Voto di fiducia, mercoledì 10 giugno alla Camera, sul ddl intercettazioni. Ad annunciare in aula la richiesta del Governo è stato il ministro per i Rapporti con il Parlamento, Elio Vito.

È la quindicesima fiducia chiesta dall’esecutivo alla Camera, la diciannovesima nei due rami del parlamento dall’inizio della legislatura. Il voto, previsto per le 17,10, sarà su un maxiemendamento di undici pagine, che coincide sostanzialmente con il provvedimento licenziato dalla commissione Giustizia della Camera integrato dagli emendamenti del relatore Giulia Bongiorno e dal sottosegretario alla Giustizia, Giacomo Caliendo.
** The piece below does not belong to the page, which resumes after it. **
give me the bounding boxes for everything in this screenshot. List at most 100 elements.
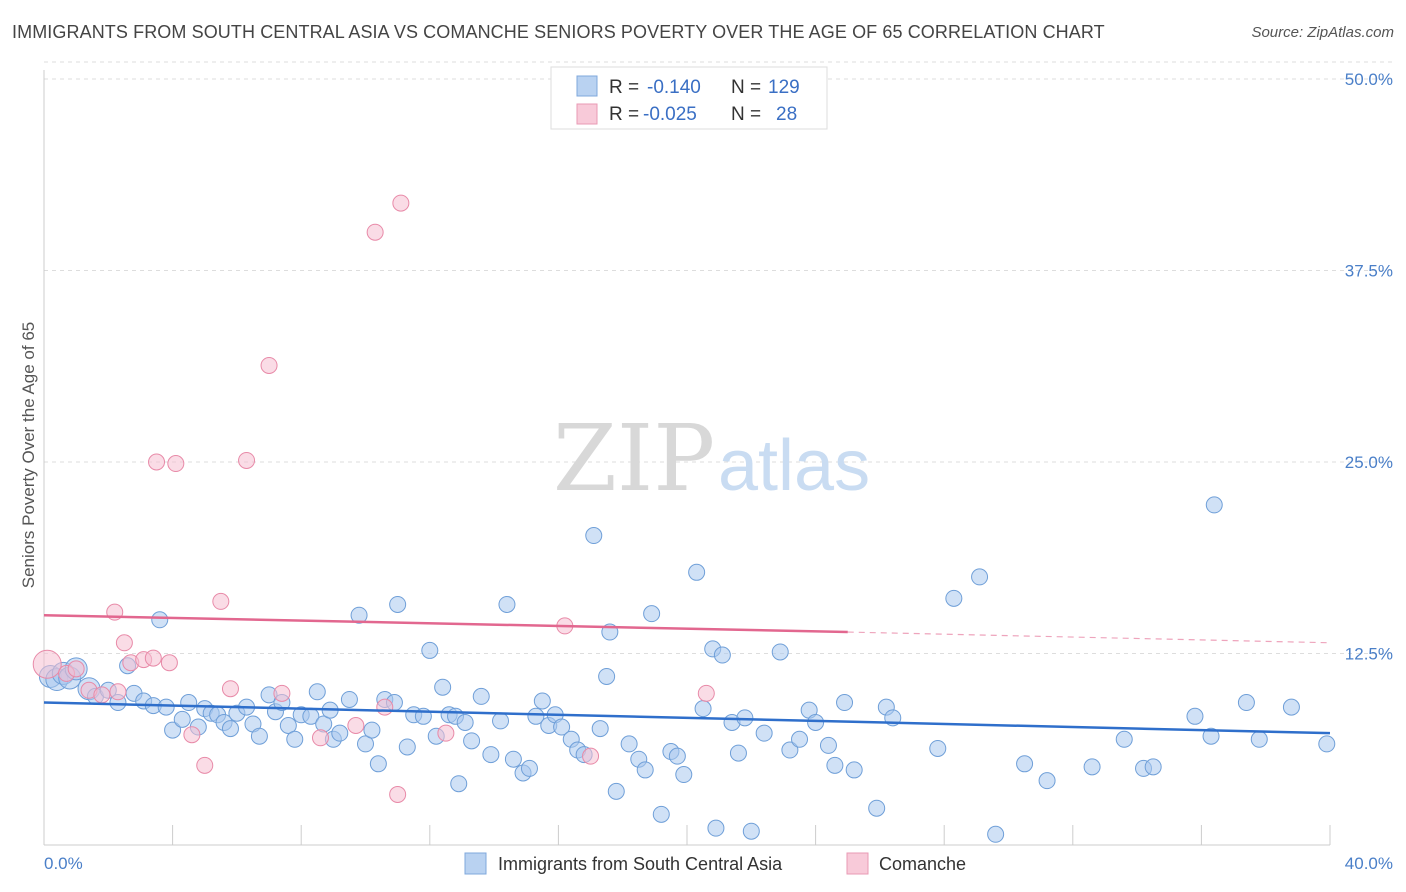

Nel testo è stata esplicitata la possibilità per il pubblico ministero di chiedere anche i tabulati telefonici, quando vi siano casi d’urgenza. Quando, cioè, vi è fondato motivo di ritenere che dal ritardo possa derivare grave pregiudizio alle indagini.

Lo potrà fare per tutti i reati previsti dall’articolo 266 del codice di procedura penale – così come indicati nel testo del governo – con un decreto motivato e non successivamente modificabile, da comunicare al tribunale entro ventiquattro ore.
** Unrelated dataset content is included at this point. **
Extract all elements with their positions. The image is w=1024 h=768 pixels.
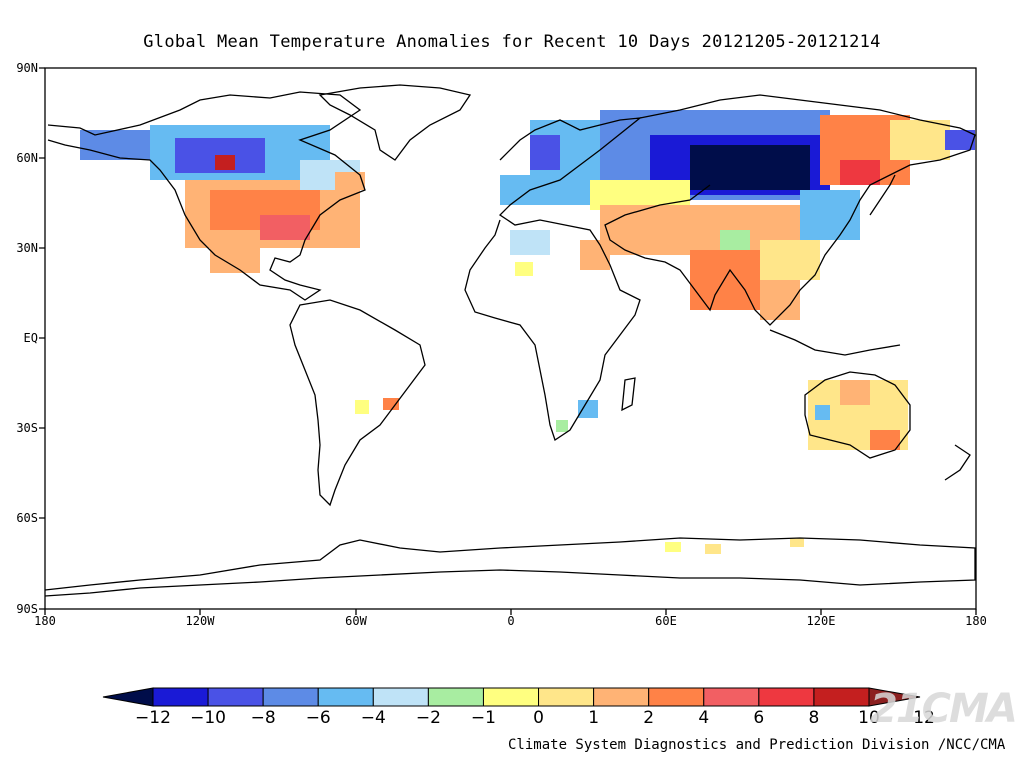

Il tribunale dovrà, a sua volta, decidere entro 48 ore dal provvedimento se convalidare o meno la richiesta. In caso di mancata convalida, l’acquisizione dei dati non può essere proseguita e i risultati di essa non possono essere utilizzati. Durissime le reazioni dell’opposizione alla decisione dell’esecutivo.

Per Lanfranco Tenaglia, responsabile giustizia del Partito democratico, l’intenzione di porre la fiducia sul decreto sulle intercettazioni «è un pessimo segnale ed è inaccettabile, in quanto il Parlamento viene espropriato completamente di ogni sua prerogativa».

Per Felice Casson, capogruppo del Pd in commissione Giustizia, si chiude in questo modo «quel mercato dei voti di fiducia in Parlamento i cui capitoli precedenti hanno riguardato prima delle elezioni le tre votazioni sulla sicurezza, così come aveva richiesto la Lega per evitare crisi della maggioranza».

«Colpo mortale alla libertà di stampa», tuona Antonio Di Pietro e il vicecapogruppo dell’Italia dei valori alla Camera, Antonio Borghesi, definisce la decisione di porre la fiducia al ddl intercettazioni «un pugno in faccia agli italiani».

«A soli tre giorni da quando il popolo italiano ha espresso la sua mancanza di fiducia nei confronti del presidente del Consiglio – aggiunge Borghesi – egli la chiede con la solita mancanza di rispetto nei confronti del Parlamento. Questo è inaccettabile».